Después de una primavera horripilante, ha aparecido el buen tiempo en el norte de España y, por lo que se ve, este fin de semana todos nosotros hemos decidido ir a la playa al mismo tiempo, provocando el embotellamiento circulatorio que era de esperar. Todos lo sabíamos y aún así nos hemos metido en el coche y nos hemos preparado para permanecer detenidos en la carretera durante horas, tratando de no segregar cantidades excesivas de odio hacia nuestros semejantes. Una vez superado el atasco, hemos llegado a la playa y hemos buscado un sitio para aparcar el coche, dando muchas vueltas al sol mientras nuestros hijos perdían la paciencia y comenzaban a pelearse en el asiento de atrás. Cuando hemos aparcado el vehículo, hemos accedido a la playa y ha comenzado la lucha por los metros cuadrados de arena que quedaban sin ocupar. Una vez logrado el espacio personal y ubicados ya nuestros múltiples enseres y bultos, nos hemos dedicado a pasar calor y a tratar de conseguir que nuestros hijos no se quemen por efecto del sol, no se ahoguen en el mar o que no se pierdan entre la turbamulta. Al cabo de un rato, ya era hora de volver a casa, y el procedimiento migratorio de la ida se reproduce a la vuelta.
Esta dinámica es regresiva y nos coloca en el mismo plano evolutivo que el ganado ovino. Cuando decidimos aprovechar el día en la playa con nuestros conciudadanos estamos entregando nuestra individualidad personal, y antes de salir de casa colgamos voluntariamente el raciocinio humano en el perchero de la entrada. Es evidente que cuando uno tiene hijos pequeños no queda otro remedio que salir de casa, y la playa es un lugar idóneo para que los niños se desfoguen; por tanto, mientras todos tengamos el mismo calendario laboral, hay motivos para pensar que las masificaciones tremendas de los fines de semana continuarán produciéndose.
Lo que verdaderamente impresiona es que en estas aglomeraciones humanas se ven a veces personas que podrían ahorrarse todo esto, y me refiero, por ejemplo, a todos esos españoles que por motivos diversos no trabajan.
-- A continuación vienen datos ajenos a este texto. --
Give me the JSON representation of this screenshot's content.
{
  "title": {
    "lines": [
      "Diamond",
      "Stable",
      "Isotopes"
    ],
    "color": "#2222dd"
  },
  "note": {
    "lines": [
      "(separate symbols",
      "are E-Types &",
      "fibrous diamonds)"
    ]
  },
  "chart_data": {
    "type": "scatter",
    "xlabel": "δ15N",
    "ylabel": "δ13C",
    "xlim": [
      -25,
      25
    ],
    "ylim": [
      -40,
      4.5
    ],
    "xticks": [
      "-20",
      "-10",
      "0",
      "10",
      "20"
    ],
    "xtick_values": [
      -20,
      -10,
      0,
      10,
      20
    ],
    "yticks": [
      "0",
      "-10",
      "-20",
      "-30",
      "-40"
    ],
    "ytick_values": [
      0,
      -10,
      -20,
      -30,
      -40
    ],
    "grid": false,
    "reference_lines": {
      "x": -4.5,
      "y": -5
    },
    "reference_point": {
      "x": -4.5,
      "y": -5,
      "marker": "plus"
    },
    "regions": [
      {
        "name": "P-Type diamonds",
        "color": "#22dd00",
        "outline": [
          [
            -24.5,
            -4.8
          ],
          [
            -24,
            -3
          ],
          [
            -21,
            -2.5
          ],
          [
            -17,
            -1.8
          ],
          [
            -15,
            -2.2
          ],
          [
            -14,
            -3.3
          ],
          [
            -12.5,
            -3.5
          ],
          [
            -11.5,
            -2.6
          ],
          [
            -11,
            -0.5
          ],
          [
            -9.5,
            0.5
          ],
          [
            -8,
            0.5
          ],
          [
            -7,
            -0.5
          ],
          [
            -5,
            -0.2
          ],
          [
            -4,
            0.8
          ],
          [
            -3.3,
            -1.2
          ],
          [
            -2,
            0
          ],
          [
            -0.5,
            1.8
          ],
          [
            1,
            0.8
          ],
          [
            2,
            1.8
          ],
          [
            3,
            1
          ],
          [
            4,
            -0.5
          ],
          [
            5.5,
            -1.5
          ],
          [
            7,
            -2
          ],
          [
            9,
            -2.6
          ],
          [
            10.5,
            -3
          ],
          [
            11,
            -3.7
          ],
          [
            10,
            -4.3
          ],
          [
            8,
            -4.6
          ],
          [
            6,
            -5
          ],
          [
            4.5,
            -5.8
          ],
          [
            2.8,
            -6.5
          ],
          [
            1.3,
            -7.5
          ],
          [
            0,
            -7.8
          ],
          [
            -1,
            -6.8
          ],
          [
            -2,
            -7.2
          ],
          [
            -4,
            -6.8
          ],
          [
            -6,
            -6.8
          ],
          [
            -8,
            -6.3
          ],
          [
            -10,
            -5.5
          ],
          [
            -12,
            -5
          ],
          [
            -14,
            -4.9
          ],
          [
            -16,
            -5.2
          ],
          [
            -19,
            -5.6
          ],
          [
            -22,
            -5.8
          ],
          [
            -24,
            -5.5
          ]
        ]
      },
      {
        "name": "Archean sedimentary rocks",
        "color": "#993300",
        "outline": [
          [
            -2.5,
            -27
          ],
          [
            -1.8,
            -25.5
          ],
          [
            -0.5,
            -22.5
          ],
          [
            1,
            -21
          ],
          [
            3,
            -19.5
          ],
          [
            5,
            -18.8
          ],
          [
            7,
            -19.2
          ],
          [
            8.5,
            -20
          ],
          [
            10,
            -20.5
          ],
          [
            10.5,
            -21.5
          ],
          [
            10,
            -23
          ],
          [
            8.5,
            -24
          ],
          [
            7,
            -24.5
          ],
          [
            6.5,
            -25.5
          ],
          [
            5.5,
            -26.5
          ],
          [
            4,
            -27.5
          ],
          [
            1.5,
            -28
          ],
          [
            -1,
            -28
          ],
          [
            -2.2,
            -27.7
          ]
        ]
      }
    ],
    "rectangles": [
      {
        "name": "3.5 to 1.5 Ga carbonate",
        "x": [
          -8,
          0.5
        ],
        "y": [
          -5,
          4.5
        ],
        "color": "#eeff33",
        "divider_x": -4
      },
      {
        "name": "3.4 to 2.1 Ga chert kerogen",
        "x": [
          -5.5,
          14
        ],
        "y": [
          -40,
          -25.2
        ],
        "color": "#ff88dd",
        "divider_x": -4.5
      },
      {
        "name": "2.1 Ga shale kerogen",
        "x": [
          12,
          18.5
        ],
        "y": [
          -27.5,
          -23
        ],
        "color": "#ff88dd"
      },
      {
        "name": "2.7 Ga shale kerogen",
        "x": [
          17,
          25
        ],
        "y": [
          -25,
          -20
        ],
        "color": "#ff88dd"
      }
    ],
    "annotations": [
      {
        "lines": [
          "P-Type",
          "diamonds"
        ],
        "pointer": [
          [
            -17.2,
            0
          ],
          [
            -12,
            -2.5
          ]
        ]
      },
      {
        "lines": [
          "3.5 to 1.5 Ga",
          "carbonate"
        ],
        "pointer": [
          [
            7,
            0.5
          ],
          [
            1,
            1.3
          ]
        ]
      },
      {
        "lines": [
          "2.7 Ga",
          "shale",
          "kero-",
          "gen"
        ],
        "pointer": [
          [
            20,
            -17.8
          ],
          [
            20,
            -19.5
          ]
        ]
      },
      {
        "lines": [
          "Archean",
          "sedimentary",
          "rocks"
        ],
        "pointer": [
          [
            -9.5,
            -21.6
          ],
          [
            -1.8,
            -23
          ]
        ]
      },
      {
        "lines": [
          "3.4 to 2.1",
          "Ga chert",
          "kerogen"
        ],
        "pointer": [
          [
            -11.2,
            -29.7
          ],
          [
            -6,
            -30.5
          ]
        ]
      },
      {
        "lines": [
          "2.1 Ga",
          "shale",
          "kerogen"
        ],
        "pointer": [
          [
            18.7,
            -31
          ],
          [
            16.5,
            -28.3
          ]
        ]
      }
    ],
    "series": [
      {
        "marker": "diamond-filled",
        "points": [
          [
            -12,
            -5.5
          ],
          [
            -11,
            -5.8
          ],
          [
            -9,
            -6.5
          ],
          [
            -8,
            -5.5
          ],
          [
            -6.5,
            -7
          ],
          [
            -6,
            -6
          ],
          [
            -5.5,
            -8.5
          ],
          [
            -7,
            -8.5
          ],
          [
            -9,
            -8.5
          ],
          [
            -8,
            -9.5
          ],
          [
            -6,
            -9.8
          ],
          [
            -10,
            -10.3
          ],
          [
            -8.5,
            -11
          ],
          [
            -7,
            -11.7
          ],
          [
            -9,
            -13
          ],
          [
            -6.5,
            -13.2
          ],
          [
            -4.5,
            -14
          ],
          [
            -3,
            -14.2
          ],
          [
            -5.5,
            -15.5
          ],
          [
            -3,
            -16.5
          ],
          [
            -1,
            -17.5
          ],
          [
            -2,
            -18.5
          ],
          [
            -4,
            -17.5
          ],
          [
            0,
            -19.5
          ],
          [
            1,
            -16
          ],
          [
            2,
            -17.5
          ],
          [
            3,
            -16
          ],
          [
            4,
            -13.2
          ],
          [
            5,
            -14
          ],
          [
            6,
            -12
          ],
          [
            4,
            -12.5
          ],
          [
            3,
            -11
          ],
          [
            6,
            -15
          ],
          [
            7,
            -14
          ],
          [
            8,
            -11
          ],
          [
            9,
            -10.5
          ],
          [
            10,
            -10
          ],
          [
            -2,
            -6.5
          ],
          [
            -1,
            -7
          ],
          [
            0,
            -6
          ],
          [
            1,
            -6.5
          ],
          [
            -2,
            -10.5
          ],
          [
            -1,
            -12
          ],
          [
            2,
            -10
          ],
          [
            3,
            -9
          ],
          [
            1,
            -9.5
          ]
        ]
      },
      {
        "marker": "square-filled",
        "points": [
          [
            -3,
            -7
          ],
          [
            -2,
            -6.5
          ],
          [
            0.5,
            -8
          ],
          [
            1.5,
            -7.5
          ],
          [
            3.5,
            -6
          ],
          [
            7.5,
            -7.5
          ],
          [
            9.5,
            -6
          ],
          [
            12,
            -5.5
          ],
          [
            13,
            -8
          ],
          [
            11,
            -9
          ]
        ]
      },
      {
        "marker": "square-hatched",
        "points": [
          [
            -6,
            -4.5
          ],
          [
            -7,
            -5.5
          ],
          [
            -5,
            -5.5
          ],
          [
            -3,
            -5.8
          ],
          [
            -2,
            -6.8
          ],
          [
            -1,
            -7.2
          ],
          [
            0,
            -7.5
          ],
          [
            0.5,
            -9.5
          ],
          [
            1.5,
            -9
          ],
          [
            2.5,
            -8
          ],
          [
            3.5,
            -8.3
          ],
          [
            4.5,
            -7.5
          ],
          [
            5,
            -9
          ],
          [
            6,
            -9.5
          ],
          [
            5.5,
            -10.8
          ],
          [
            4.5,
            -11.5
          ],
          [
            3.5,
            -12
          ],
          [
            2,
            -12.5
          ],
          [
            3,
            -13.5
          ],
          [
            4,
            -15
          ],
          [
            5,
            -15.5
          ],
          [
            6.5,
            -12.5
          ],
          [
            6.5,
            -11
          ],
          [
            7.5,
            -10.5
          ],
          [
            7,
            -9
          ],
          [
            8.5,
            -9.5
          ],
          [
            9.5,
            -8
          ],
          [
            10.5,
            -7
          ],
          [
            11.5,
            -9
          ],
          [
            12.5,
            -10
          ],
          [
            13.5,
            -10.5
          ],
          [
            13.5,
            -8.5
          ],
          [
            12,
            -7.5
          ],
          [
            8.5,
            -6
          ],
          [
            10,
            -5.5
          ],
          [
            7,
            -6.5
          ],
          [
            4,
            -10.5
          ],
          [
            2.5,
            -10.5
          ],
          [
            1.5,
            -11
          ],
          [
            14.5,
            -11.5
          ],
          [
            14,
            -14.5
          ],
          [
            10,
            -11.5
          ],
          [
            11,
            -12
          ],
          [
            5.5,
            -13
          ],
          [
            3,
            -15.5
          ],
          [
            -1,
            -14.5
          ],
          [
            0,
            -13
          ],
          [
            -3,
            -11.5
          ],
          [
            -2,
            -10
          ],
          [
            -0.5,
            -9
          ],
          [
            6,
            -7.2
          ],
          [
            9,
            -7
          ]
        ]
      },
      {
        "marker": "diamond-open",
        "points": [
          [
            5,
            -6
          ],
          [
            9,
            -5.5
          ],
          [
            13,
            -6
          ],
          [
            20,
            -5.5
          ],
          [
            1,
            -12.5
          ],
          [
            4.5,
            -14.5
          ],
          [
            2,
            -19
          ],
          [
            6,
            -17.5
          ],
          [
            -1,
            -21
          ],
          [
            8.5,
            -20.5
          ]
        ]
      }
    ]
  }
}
Son los parados, los jubilados, los estudiantes universitarios, etc. Cada uno de ellos tiene sus circunstancias vitales y sus desgracias particulares, ante las cuales sólo podemos manifestar el más consternado de nuestros apoyos, pero es evidente que estas personas pueden ir a la playa cualquier día y que, en consecuencia, estas personas podrían renunciar a ir a la playa en las jornadas de marabunta popular. Sin embargo, cuando estamos en la playa vemos a esta gente allí. Han venido. Están compartiendo con nosotros las inconveniencias de la masa.
También sorprende ver entre estas multitudes a parejas adultas sin niños. Cuando uno no tiene niños, se pierde la experiencia asombrosa de la convivencia infantil y no puede disfrutar del cariño y de las ocurrencias de estos personajes, pero como leve compensación uno puede quedarse en casa un domingo, tranquilamente, a la sombra, leyendo un libro y dando quizá un paseo antes de comer. Estos placeres tal vez sean miserables, pero constituyen un lujo asiático si los comparamos con las apreturas multitudinarias que hemos descrito al principio. Sin embargo, hay gente adulta sin responsabilidades familiares que, contra lo que cabría imaginar, se mete en el coche un domingo y se incrusta en la caravana demencial con destino a la playa.
Ante este comportamiento, que parece profundamente irreflexivo, uno se encoge de hombros porque ve que esto pertenece a la inercia pura, la inercia como fenómeno físico imparable. Es decir, que hay un determinado número de personas que se mueven con la marea, sin iniciativa personal, como si fueran un corcho, y que indefectiblemente van allí donde más gente haya. Se entiende que a estas personas no les molesta la aglomeración, sino que incluso podemos empezar a pensar que les gusta y que disfrutan con el aroma de la concentración física. “Menudo ambientazo”, pensarán.